Vor einem solchen Halbsatz hatten sich die deutschen Familienunternehmer gefürchtet: „Einen breiten Raum für eine Steuervermeidung bis hin zur völligen Steuerbefreiung“ lasse die Besteuerung von Erbschaften, konstatierte der Vorsitzende Richter Ferdinand Kirchhof bei einer Anhörung vor dem Bundesverfassungsgericht.
Damit wächst die Sorge der Unternehmer, dass das Gericht in seinem Urteil, das noch im Herbst zu erwarten ist, eine neue Reformbaustelle aufmacht. Denn aktuell werden Unternehmensvermögen in Deutschland steuerlich stark bevorzugt. Das aber stellte der Bundesfinanzhof in einem Urteil vor zwei Jahren negativ heraus – und verwies die Frage an das Bundesverfassungsgericht. Dort mussten nun Vertreter der Regierung, Wissenschaftler und Verbände vorsprechen.
Kaum vereinbar
Dabei prallten mal wieder zwei Ansichten aufeinander, die kaum miteinander vereinbar sind. Zum einen sollen die deutschen Familienunternehmen gefördert werden, was für eine Steuerbefreiung spricht. Auf der anderen Seite soll die Vermögensungleichheit nicht noch zunehmen, was für eine Besteuerung spricht, da sich in keiner Bevölkerungsgruppe der Reichtum stärker ballt als bei den Unternehmen. Eine einvernehmliche Lösung ist unmöglich.
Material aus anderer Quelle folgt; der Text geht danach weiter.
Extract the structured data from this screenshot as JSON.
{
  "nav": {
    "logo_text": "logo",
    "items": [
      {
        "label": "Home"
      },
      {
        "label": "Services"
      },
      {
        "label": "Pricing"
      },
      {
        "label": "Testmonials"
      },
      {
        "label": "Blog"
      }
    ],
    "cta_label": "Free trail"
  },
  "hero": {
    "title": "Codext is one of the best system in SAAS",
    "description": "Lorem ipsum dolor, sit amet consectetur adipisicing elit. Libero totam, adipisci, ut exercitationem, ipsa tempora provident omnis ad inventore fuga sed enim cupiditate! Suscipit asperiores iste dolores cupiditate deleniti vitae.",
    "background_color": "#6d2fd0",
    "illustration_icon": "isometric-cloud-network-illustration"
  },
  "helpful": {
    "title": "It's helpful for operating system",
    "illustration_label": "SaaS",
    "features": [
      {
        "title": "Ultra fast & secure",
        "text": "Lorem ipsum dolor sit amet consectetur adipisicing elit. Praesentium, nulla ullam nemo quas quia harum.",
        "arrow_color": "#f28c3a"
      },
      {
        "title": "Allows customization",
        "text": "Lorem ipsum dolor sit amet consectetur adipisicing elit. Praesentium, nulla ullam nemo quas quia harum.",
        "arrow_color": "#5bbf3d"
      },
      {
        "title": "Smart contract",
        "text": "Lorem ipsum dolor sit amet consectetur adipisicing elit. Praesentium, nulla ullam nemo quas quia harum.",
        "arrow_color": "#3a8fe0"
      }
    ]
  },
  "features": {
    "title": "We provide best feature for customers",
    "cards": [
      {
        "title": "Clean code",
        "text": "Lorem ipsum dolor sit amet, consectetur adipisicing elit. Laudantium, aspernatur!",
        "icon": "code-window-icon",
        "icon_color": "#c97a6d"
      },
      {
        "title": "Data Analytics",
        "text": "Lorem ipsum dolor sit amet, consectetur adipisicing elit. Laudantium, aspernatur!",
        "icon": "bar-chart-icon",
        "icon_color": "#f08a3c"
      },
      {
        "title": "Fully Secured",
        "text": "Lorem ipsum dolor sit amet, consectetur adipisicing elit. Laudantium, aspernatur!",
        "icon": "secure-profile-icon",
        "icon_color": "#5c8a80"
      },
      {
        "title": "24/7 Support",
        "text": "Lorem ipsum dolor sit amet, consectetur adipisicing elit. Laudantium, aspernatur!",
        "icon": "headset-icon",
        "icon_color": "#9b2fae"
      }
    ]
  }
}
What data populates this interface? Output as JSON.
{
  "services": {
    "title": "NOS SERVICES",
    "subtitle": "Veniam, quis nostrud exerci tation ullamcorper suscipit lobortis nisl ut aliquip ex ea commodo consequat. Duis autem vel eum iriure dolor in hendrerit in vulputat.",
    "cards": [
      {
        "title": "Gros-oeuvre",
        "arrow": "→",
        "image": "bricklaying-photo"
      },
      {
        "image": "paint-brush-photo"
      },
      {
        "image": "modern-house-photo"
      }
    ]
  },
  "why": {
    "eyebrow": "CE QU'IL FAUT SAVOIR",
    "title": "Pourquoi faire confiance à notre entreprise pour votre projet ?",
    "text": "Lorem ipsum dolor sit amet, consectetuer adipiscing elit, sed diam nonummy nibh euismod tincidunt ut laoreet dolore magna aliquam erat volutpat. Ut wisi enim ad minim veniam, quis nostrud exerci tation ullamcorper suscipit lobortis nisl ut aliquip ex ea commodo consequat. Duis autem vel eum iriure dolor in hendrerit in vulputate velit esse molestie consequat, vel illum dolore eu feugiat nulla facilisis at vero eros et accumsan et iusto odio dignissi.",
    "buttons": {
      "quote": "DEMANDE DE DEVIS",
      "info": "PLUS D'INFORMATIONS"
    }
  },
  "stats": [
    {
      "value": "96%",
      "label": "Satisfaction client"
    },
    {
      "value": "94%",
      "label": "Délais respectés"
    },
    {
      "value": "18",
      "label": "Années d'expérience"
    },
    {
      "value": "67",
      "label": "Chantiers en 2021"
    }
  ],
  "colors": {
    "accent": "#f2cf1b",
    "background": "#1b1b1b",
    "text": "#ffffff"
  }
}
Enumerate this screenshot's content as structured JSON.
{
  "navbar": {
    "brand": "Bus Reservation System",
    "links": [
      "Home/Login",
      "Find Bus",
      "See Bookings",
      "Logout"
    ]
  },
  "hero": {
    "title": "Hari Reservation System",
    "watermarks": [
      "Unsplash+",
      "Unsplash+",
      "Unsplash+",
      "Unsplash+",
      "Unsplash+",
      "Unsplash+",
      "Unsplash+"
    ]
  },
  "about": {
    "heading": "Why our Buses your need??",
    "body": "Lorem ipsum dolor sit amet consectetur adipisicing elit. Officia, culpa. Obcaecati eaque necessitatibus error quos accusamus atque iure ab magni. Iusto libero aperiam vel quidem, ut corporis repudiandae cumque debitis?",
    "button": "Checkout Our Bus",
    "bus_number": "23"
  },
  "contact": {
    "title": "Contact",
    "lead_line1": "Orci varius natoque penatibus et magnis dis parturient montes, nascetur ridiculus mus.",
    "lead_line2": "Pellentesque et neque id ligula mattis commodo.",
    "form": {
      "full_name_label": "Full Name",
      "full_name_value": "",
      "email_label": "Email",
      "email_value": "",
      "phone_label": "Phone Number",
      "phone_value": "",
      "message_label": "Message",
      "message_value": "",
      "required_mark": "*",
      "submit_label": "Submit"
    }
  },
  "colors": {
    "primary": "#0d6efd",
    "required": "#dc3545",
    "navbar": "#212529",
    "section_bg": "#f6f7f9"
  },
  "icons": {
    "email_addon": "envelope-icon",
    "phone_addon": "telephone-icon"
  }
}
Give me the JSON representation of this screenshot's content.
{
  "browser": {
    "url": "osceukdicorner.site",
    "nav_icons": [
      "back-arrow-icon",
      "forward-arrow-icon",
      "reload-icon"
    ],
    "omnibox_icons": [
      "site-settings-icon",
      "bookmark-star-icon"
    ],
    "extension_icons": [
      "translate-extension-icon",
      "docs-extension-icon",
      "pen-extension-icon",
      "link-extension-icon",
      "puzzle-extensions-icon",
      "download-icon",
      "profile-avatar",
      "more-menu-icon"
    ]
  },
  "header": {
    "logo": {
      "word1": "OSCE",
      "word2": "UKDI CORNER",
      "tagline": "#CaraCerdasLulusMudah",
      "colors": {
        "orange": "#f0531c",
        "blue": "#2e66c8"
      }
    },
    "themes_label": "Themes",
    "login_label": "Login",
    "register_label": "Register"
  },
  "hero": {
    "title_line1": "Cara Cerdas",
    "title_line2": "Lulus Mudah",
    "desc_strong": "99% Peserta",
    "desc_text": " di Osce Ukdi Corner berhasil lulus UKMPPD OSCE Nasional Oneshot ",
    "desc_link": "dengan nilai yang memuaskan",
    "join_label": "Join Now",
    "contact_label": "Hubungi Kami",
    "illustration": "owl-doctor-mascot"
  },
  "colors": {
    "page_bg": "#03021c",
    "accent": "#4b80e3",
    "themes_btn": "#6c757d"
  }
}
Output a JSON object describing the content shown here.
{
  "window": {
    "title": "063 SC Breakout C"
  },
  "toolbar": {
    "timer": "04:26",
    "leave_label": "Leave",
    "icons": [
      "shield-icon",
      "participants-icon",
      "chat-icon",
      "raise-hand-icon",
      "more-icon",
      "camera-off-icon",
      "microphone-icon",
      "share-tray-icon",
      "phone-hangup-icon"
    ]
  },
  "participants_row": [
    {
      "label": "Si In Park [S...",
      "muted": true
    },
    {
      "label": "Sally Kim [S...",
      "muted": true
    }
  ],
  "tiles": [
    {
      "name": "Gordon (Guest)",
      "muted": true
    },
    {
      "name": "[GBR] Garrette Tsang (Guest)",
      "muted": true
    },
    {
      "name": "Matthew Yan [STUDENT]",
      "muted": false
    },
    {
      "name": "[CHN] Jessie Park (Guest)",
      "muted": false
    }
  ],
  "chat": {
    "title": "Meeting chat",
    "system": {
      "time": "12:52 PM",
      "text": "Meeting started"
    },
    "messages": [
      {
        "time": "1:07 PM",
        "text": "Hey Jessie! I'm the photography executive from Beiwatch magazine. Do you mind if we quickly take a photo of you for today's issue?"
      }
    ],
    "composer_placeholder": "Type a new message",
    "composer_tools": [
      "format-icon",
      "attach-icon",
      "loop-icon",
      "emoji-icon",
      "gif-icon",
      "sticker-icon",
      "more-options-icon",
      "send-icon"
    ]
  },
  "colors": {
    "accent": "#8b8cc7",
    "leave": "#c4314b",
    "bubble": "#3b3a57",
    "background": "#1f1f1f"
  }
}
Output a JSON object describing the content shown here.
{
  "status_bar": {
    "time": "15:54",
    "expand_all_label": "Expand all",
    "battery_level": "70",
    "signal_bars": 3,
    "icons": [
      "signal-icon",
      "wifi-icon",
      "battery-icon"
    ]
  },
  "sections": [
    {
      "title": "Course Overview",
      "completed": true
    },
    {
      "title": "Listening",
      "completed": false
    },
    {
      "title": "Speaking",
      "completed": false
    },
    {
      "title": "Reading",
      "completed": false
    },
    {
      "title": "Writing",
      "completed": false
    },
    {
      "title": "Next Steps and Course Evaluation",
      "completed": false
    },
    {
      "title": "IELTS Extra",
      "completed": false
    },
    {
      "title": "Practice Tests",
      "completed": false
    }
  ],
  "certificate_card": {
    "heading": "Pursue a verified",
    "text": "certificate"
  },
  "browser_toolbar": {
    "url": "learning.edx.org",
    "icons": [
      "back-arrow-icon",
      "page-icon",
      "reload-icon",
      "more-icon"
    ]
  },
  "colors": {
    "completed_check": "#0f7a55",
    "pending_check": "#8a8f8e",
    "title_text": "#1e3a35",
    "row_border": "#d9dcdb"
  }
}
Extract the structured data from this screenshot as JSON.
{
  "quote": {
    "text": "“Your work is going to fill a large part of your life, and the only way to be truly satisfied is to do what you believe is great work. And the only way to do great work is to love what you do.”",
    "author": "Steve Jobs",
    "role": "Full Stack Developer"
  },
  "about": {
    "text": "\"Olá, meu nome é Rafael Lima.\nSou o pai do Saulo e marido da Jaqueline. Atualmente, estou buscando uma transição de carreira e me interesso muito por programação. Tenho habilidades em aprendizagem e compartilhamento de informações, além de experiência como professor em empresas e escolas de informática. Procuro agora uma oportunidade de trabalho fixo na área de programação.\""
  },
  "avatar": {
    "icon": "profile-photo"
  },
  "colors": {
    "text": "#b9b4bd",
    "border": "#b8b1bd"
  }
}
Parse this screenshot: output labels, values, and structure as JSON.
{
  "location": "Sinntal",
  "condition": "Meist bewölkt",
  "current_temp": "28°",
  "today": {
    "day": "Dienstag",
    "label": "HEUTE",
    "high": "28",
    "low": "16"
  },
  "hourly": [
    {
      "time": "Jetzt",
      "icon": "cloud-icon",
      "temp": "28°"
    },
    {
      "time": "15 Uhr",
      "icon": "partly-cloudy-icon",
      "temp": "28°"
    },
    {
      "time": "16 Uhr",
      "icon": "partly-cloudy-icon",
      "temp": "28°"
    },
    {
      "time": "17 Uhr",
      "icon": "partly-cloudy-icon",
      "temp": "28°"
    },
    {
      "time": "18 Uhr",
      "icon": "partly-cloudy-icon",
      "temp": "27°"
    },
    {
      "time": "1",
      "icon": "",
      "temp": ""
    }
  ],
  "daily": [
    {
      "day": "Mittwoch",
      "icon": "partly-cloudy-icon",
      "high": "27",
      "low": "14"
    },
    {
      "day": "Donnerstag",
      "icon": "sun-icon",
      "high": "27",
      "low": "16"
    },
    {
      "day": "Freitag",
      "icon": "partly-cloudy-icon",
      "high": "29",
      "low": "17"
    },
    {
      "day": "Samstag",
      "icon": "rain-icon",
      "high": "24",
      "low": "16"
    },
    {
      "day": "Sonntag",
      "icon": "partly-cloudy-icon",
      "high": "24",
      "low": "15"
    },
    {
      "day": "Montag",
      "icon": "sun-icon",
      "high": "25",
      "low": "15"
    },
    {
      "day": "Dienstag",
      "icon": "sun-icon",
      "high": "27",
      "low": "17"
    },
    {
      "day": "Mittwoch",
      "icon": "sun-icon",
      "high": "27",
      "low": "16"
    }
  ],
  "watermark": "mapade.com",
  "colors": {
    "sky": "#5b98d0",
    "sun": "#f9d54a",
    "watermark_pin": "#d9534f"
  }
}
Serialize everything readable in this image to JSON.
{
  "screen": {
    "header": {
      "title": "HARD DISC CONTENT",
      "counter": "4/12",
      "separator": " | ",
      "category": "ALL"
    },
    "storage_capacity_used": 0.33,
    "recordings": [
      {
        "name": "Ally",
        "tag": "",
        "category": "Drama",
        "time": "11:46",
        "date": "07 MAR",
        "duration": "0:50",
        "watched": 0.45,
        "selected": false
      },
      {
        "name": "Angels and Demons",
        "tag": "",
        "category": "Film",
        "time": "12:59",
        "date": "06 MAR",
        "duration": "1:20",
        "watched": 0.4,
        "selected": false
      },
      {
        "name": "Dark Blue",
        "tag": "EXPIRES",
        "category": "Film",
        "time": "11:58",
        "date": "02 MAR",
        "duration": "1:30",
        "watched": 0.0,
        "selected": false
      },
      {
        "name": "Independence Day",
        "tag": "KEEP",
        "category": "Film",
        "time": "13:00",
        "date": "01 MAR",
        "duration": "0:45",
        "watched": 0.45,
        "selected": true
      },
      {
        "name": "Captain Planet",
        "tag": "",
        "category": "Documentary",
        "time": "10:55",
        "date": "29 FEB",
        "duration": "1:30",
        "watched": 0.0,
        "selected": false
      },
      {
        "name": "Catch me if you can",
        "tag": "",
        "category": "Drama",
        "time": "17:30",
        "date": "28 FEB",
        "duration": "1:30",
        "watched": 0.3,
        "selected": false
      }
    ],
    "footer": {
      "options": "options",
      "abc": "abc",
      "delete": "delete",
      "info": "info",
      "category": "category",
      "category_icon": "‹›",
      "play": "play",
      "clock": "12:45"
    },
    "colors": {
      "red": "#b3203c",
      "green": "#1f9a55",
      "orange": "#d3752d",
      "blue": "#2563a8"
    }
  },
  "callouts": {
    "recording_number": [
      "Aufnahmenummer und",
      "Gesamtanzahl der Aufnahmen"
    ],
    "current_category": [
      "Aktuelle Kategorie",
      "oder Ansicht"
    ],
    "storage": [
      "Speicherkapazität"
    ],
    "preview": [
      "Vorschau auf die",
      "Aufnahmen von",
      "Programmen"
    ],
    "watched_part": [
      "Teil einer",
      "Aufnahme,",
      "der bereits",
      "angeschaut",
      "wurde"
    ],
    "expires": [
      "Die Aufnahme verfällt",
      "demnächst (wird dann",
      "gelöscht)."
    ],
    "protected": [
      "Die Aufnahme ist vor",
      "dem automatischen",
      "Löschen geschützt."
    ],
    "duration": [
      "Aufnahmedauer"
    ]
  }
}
In den vergangenen Jahren ist das Pendel zwischen den beiden Extrempositionen immer mal wieder stärker in die eine oder andere Richtung ausgeschlagen, die Unternehmer kamen aber immer recht glimpflich davon. Die aktuelle, seit 2009 geltende Regelung stellte sie sogar so gut wie nie zuvor.
Das dürfte sich bald ändern. Der stellvertretende SPD-Vorsitzende Thorsten Schäfer-Gümbel verkündete bereits unmittelbar nach der Anhörung: „Nach dem Urteil wird es Zeit für eine Reformdebatte in diesem Bereich! Die Konservativen werden dann auch aus ihrer bisherigen Verweigerungshaltung heraus müssen.“ Er machte zudem klar, wo es seiner Meinung nach hingehen soll: „Gerade die Armuts- und Reichtumsentwicklung der letzten Jahre weist auf den Handlungsbedarf.“
Die Parteien haben also bereits in Stellung gebracht. Je nach dem wie dringend der Handlungsbedarf nach dem Urteil sein wird, desto heftiger wird dann auch die Debatte losbrechen. Gerade für die SPD ist das Thema ein gefundenes Fressen, wurde ihr doch per Koalitionsvertrag Stillschweigen in Sachen Steuern verordnet. Da dürfte die Erbschaftssteuer als Einfallstor für all die anderen großen Fragen dienen, die man so gerne diskutieren möchte, um sich zumindest ein bisschen vom großkoalitionären Partner abzusetzen.
Genau hier liegt die Gefahr des Themas. Eine Detailänderung an der Erbschaftssteuerregelung würden auch Unternehmer gut verkraften. Zumindest unter der Hand räumen schon heute viele Fachanwälte und Firmenerben ein, dass die Befreiungen nicht nur im Sinne des Erfinders genutzt werden.
Bedrohlich werden könnte es jedoch, wenn die politische Linke auf die Idee kommen sollte, über die Erbschaftsteuer die großen Gerechtigkeitsfragen zu lösen. Das liegt nahe, da eine Vermögensteuer mit der CDU nicht zu machen sein wird. Für solche Umverteilungsfragen jedoch ist die Erbschaftsteuer völlig ungeeignet. Wer hier groß zulangt, vernichtet mehr Kapital, als er Einnahmen generiert.